Maple-Roasted Brussels Sprouts and Rutabaga with Hazelnuts
The skin of rutabaga is thick and tough, so you'll want to use a sharp, hefty chef's knife to remove it entirely and later to cut the flesh. The maple glaze tends to caramelize quickly, so be sure to keep an eye on the vegetables during the final stage of roasting.
- Total Time:
- Servings: 5
Photography: Chris Testani
Source: Martha Stewart Living, February 2012
- 1/2 cup pure maple syrup
- 2 1/2 tablespoons extra-virgin olive oil
- 1 tablespoon fresh lemon juice
- Coarse salt and freshly ground black pepper
- 2 pounds rutabaga, skin removed and cut into 1 1/2-inch pieces (5 cups)

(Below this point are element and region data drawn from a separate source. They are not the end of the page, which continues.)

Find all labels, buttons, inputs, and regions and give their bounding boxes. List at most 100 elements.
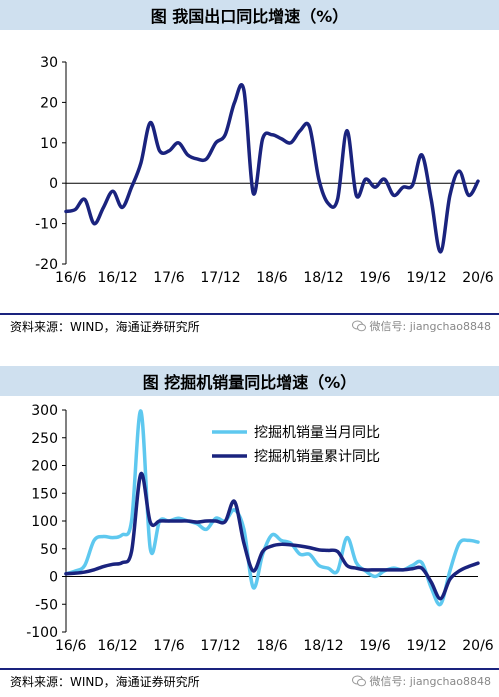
- data-point: [84, 571, 86, 573]
- data-point: [112, 563, 114, 565]
- legend-label: 挖掘机销量当月同比: [254, 425, 380, 441]
- data-point: [355, 562, 357, 564]
- chart1-source: 资料来源：WIND，海通证券研究所: [10, 320, 200, 334]
- data-point: [271, 134, 273, 136]
- data-point: [449, 570, 451, 572]
- x-tick-label: 18/6: [256, 270, 288, 286]
- chart2-title: 图 挖掘机销量同比增速（%）: [0, 366, 499, 396]
- data-point: [449, 578, 451, 580]
- data-point: [243, 529, 245, 531]
- y-tick-label: 150: [31, 486, 58, 502]
- data-point: [365, 569, 367, 571]
- data-point: [65, 211, 67, 213]
- y-tick-label: 100: [31, 514, 58, 530]
- data-point: [290, 544, 292, 546]
- data-point: [84, 199, 86, 201]
- data-point: [252, 193, 254, 195]
- data-point: [206, 520, 208, 522]
- data-point: [112, 190, 114, 192]
- data-point: [346, 537, 348, 539]
- data-point: [121, 207, 123, 209]
- x-tick-label: 16/12: [97, 270, 137, 286]
- data-point: [309, 547, 311, 549]
- data-point: [149, 521, 151, 523]
- data-point: [262, 138, 264, 140]
- data-point: [299, 545, 301, 547]
- y-tick-label: -10: [35, 217, 58, 233]
- data-point: [112, 537, 114, 539]
- data-point: [337, 570, 339, 572]
- data-point: [402, 186, 404, 188]
- data-point: [477, 562, 479, 564]
- data-point: [149, 122, 151, 124]
- data-point: [309, 554, 311, 556]
- data-point: [299, 554, 301, 556]
- data-point: [206, 158, 208, 160]
- x-tick-label: 17/12: [200, 270, 240, 286]
- data-point: [215, 517, 217, 519]
- data-point: [318, 549, 320, 551]
- data-point: [440, 251, 442, 253]
- y-tick-label: 0: [49, 176, 58, 192]
- y-tick-label: 0: [49, 570, 58, 586]
- data-point: [103, 536, 105, 538]
- data-point: [468, 540, 470, 542]
- x-tick-label: 20/6: [462, 270, 494, 286]
- data-point: [327, 550, 329, 552]
- data-point: [299, 130, 301, 132]
- x-tick-label: 16/12: [97, 638, 137, 654]
- wechat-icon: [351, 675, 366, 687]
- data-point: [243, 89, 245, 91]
- x-tick-label: 18/12: [303, 638, 343, 654]
- data-point: [215, 142, 217, 144]
- y-tick-label: 300: [31, 403, 58, 419]
- y-tick-label: -20: [35, 257, 58, 273]
- data-point: [412, 568, 414, 570]
- data-point: [421, 562, 423, 564]
- y-tick-label: 250: [31, 431, 58, 447]
- data-point: [65, 573, 67, 575]
- data-point: [449, 195, 451, 197]
- data-point: [327, 567, 329, 569]
- series-line-1: [64, 82, 480, 254]
- chart1-title: 图 我国出口同比增速（%）: [0, 0, 499, 30]
- data-point: [281, 540, 283, 542]
- legend-label: 挖掘机销量累计同比: [254, 449, 380, 465]
- x-tick-label: 17/6: [153, 270, 185, 286]
- x-tick-label: 19/6: [359, 270, 391, 286]
- data-point: [93, 223, 95, 225]
- data-point: [140, 410, 142, 412]
- data-point: [196, 158, 198, 160]
- data-point: [140, 473, 142, 475]
- data-point: [337, 199, 339, 201]
- data-point: [215, 520, 217, 522]
- data-point: [271, 534, 273, 536]
- data-point: [281, 544, 283, 546]
- chart1-title-text: 图 我国出口同比增速（%）: [150, 7, 349, 26]
- data-point: [93, 540, 95, 542]
- x-tick-label: 17/6: [153, 638, 185, 654]
- data-point: [440, 603, 442, 605]
- data-point: [121, 562, 123, 564]
- chart1-watermark-text: 微信号: jiangchao8848: [369, 320, 492, 333]
- x-tick-label: 18/6: [256, 638, 288, 654]
- data-point: [187, 154, 189, 156]
- data-point: [374, 186, 376, 188]
- y-tick-label: -50: [35, 597, 58, 613]
- y-tick-label: 20: [40, 95, 58, 111]
- data-point: [430, 199, 432, 201]
- data-point: [477, 541, 479, 543]
- y-tick-label: 200: [31, 459, 58, 475]
- data-point: [421, 154, 423, 156]
- chart2-watermark: 微信号: jiangchao8848: [351, 673, 491, 689]
- data-point: [281, 138, 283, 140]
- data-point: [374, 576, 376, 578]
- data-point: [252, 570, 254, 572]
- data-point: [140, 162, 142, 164]
- chart1-source-rule: [0, 313, 499, 315]
- data-point: [355, 195, 357, 197]
- data-point: [187, 520, 189, 522]
- chart2-source-rule: [0, 668, 499, 670]
- data-point: [178, 520, 180, 522]
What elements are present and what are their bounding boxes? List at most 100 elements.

- 3/4 pound brussels sprouts, trimmed and halved lengthwise
- 1 ounce toasted hazelnuts, chopped (1/3 cup)
Preheat oven to 400 degrees. Whisk together maple syrup, oil, lemon juice, and 1/4 teaspoon salt in a large bowl. Add rutabaga, and toss.
Transfer rutabaga and all but 2 tablespoons glaze to a rimmed baking sheet (leave remaining glaze in bowl). Spread rutabaga in a single layer, sprinkle with 1/4 teaspoon salt, and roast for 35 minutes, tossing halfway through and making sure rutabaga is spread toward the edges of pan.
Raise oven temperature to 450 degrees. Toss brussels sprouts with remaining glaze in bowl and 1/4 teaspoon salt. Remove sheet from oven, and add sprouts. Toss, and spread in a single layer. Roast vegetables, tossing every 5 minutes, until glaze is very thick and vegetables are deep golden brown, about 20 minutes. Season with pepper and sprinkle with hazelnuts.